2023年から2024年にかけての衝突      ギャングの活動地域
24 May 2020 – present[4]
(4年2日間)
場所ハイチ
現況

進行中

衝突した勢力
G9 G-Pèp alliance
400 Mawozo gang[1][2]

Protesters, self-defense groups, and other armed factions

  • Bwa kale vigilantes[3]

ハイチの旗 ハイチan security forces

指揮官
ジミー・シェリジエ
Ti Greg 
Gabriel Jean-Pierre
Vitel'Homme Innocent
ギ・フィリップ[8] ハイチの旗 アリエル・アンリ
ハイチの旗 Michel Patrick Boisvert
被害者数
3,700+ deaths[注釈 1]
362,000 internally displaced[12]

ハイチのギャング抗争 (英語:Gang war in Haiti、フランス語:Guerre des gangs en Haïti)は、 2020年以降、ハイチの首都ポルトープランスでは、2つの主要な犯罪組織とその同盟者、すなわちG9ファミリーと同盟者の革命軍(FRG9またはG9)とGペップの間で進行中のギャング抗争の地となっている。

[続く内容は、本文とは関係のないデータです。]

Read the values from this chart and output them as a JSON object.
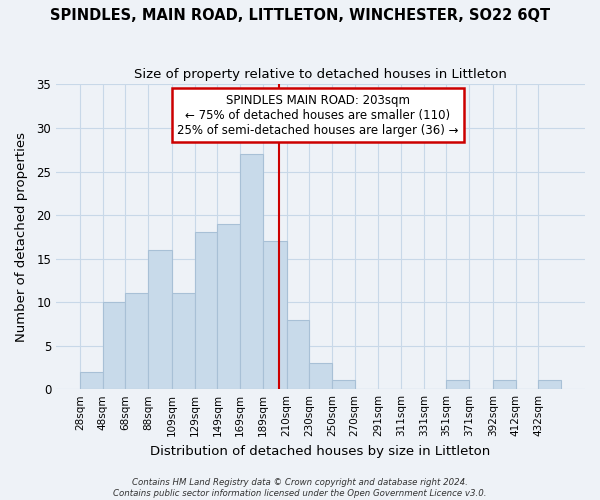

ハイチ政府とハイチ治安部隊はこの紛争のさなかポルトープランスの支配を維持するのに苦労しており、2023 年までにギャングが市の最大 90% を支配していると伝えられている。ギャングの抗争の激化に応じて、ギャングと戦うことを目的としたブワ・カレとして知られる武装自警運動も出現した。 2023年10月2日に国連安全保障理事会決議2699英語版が承認され、ケニア主導のハイチへの「多国籍安全保障支援ミッション」が認可された。

概要[編集]

2024年3月にアリエル・アンリ首相代理の辞任を目的としたギャングの暴力がポルトープランス中に広がり、 2 つの刑務所が襲撃され、数千人の囚人が脱獄に成功し、世に放たれた。これらの攻撃とその後のさまざまな政府機関への攻撃を受けて、ハイチ政府は非常事態を宣言し、外出禁止令を発動した[13]。3月11日にアンリ首相代理は暫定政府が樹立され次第辞任することに同意した[14]

背景[編集]

1950年代以来、ハイチでは非国家武装組織がしっかりと確立されてきた。このプロセスは、フランソワ・デュバリエ大統領率いる独裁政権による民兵組織トントン・マクートの設立から始まり、反体制派を暴力的に弾圧するために使用された[15][16]。1986年にジャン=クロード・デュバリエ大統領(フランソワの息子)が権力の座から解任されて独裁政権が終わった後も、非国家的暴力は続いた。トントン・マクートは解散されたが武装解除されず、極右自警団として再組織された。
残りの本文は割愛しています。